4
votes

I have executed "mongodump" on 3-shard cluster against the database with size 600GB and chunks equally distributed across all 3 shards.

My mongodump command was like this:

mongodump --db mydb123 --authenticationDatabase admin --journal -u root -p password123 -o mydb123

Chunks were distributed across all 3 shards just about equally. +++++++++++++++++++++++++++++++++++++++++++++++++++++++++++++++

Then I have moved the dump file to a new cluster and executed "mongorestore" of this dump file on new 2-shard cluster. The size of this database is now only 80 GB. I guess this is expected (the compact action). But here is my problem: on new 2-shard cluster, executing command "sh.status()" does not show any CHUNKS for this database. My mongorestore command was like this:

mongorestore -u root -p newpass123 --authenticationDatabase admin --verbose /data/db/backups/new_dir/mydumpfile

++++++++++++++++++++++++++++++++++++ There was no error in execution of this mongorestore command. The actual output of the SH.STATUS() is shown below:

mongos> sh.status() --- Sharding Status --- sharding version: { "_id" : 1, "version" : 3, "minCompatibleVersion" : 3, "currentVersion" : 4, "clusterId" : ObjectId("52efaaa0a83668acafc3bcb0") } shards: { "_id" : "sh1", "host" : "sh1/hfdvmprmongodb1:27000,hfdvmprmongodb2:27000" } { "_id" : "sh2", "host" : "sh2/hfdvmprmongodb1:27001,hfdvmprmongodb2:27001" } databases: { "_id" : "admin", "partitioned" : false, "primary" : "config" } { "_id" : "test", "partitioned" : false, "primary" : "sh1" } { "_id" : "pricing", "partitioned" : true, "primary" : "sh2" } { "_id" : "mokshapoc", "partitioned" : true, "primary" : "sh1" }

mongos> isBalancerRunning() Tue Feb 4 11:09:39.242 ReferenceError: isBalancerRunning is not defined mongos> sh.isBalancerRunning() true

++++++++++++++++++++++++++++++++++++++++++++++++++++ So, i have fully completed mongorestore and no CHUNKS shown for 80 GB database (that used to be 600 GB database at the time of the mongodump execution)

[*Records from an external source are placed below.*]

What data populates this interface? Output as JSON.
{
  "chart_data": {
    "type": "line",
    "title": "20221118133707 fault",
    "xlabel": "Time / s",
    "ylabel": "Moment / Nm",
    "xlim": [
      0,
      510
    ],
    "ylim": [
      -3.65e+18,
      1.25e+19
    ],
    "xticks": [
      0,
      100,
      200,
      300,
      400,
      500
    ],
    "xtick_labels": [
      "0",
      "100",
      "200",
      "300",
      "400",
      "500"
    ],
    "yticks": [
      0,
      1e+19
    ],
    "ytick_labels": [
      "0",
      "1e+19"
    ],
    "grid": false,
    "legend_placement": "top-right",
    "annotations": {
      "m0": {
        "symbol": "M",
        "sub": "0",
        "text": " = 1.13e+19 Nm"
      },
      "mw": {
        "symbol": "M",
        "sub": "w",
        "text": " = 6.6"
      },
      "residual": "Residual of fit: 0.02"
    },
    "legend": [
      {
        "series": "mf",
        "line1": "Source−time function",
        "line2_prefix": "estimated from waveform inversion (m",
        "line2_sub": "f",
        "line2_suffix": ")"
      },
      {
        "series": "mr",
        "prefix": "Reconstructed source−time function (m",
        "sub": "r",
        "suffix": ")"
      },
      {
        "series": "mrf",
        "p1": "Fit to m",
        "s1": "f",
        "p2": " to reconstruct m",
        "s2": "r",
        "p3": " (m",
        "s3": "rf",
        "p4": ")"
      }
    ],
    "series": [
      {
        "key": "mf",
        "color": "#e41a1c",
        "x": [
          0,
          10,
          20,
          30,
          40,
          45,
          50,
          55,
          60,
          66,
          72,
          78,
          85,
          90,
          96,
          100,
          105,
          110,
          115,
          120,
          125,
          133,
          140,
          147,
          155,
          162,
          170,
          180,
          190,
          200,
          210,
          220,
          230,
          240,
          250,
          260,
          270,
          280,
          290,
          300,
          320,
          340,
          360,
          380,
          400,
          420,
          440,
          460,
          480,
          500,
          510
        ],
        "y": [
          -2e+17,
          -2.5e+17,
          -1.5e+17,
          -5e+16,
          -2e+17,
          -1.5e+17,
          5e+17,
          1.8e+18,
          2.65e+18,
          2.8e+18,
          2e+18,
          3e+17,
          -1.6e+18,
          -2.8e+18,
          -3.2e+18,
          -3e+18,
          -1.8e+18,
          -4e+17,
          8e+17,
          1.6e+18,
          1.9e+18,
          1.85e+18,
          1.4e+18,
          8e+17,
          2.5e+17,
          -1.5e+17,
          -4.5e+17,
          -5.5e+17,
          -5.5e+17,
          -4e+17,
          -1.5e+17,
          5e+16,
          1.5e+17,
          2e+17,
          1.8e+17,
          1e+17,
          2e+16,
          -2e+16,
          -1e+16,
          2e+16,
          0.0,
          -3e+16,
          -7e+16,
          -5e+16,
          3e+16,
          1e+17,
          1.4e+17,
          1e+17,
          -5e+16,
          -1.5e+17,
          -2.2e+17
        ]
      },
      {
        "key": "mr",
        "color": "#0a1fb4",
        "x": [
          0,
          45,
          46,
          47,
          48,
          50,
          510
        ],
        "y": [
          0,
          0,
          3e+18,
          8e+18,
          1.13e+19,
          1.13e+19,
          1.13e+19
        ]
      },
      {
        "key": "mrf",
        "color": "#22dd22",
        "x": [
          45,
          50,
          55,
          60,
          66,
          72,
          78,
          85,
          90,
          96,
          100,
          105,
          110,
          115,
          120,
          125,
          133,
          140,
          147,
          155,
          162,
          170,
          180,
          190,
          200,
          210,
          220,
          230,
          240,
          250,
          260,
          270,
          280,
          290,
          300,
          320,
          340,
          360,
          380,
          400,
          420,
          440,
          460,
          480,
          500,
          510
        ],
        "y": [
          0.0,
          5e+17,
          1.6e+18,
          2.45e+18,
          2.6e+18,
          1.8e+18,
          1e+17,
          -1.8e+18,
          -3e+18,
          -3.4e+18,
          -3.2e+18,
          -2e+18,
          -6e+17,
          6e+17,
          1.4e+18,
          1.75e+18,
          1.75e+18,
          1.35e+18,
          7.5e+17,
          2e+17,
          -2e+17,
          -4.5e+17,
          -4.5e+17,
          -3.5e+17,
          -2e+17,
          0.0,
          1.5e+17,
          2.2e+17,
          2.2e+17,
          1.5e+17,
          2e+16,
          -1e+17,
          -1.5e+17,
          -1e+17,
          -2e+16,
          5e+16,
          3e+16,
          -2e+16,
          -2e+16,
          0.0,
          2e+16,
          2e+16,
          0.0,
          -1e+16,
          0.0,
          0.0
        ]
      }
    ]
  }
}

I am very much confused by the fact that I do not see any chunks. (the size was expected to be smaller and it is much smaller)

version on both clusters is the same: MongoDB shell version: 2.4.6

Thank you, vr

1
I'm not near being a mongodb expert. Just it seems to me that I heard somewhere that splits are triggered by inserts. Try inserting a new doc into your sharded collection. May be that'll help.facha
I'm suspicious that you restored to a different database than you're checking the status of. Please edit question to include invoking mongo or mongos and subsequent command so we see which db you're attaching to.Kevin J. Rice
To respond on the comment from Kevin J. Rice (see just above), I would like to clarify that the database name in the mongodump and in the mongorestore was exactly the same. However, i have to be compliant with corporate policy and i have removed the actual database name and the username/password information from the initial post. Sorry if this created any confusion. Thank you for your input and help. VRvrdba
Had you already created and sharded your target database & collections before running the mongorestore? mongorestore does not change any sharding options for the target database, so the lack of chunks may be because your target isn't sharded.Stennie
@vrdba, the dump created by mongodump doesn't reflect the chunks or the distribution of data. If you want to distribute the data to shards when restoring the dump to a sharded cluster, you must shard the collection before running mongorestore. You can find more information here: docs.mongodb.org/manual/tutorial/…Linda Qin

1 Answers

3
votes

mongodump dumps out the data and indexes for all the collections in a database (or databases if you are dumping many). It does not dump any metadata other than indexes, which means that if you restore a dump into a sharded collection, it will be sharded (split into chunks, balanced). If you restore data into an unsharded collection, then it will stay unsharded.

Whether the dump came from sharded collection does not matter, since that information stays with the cluster and does not go with the data.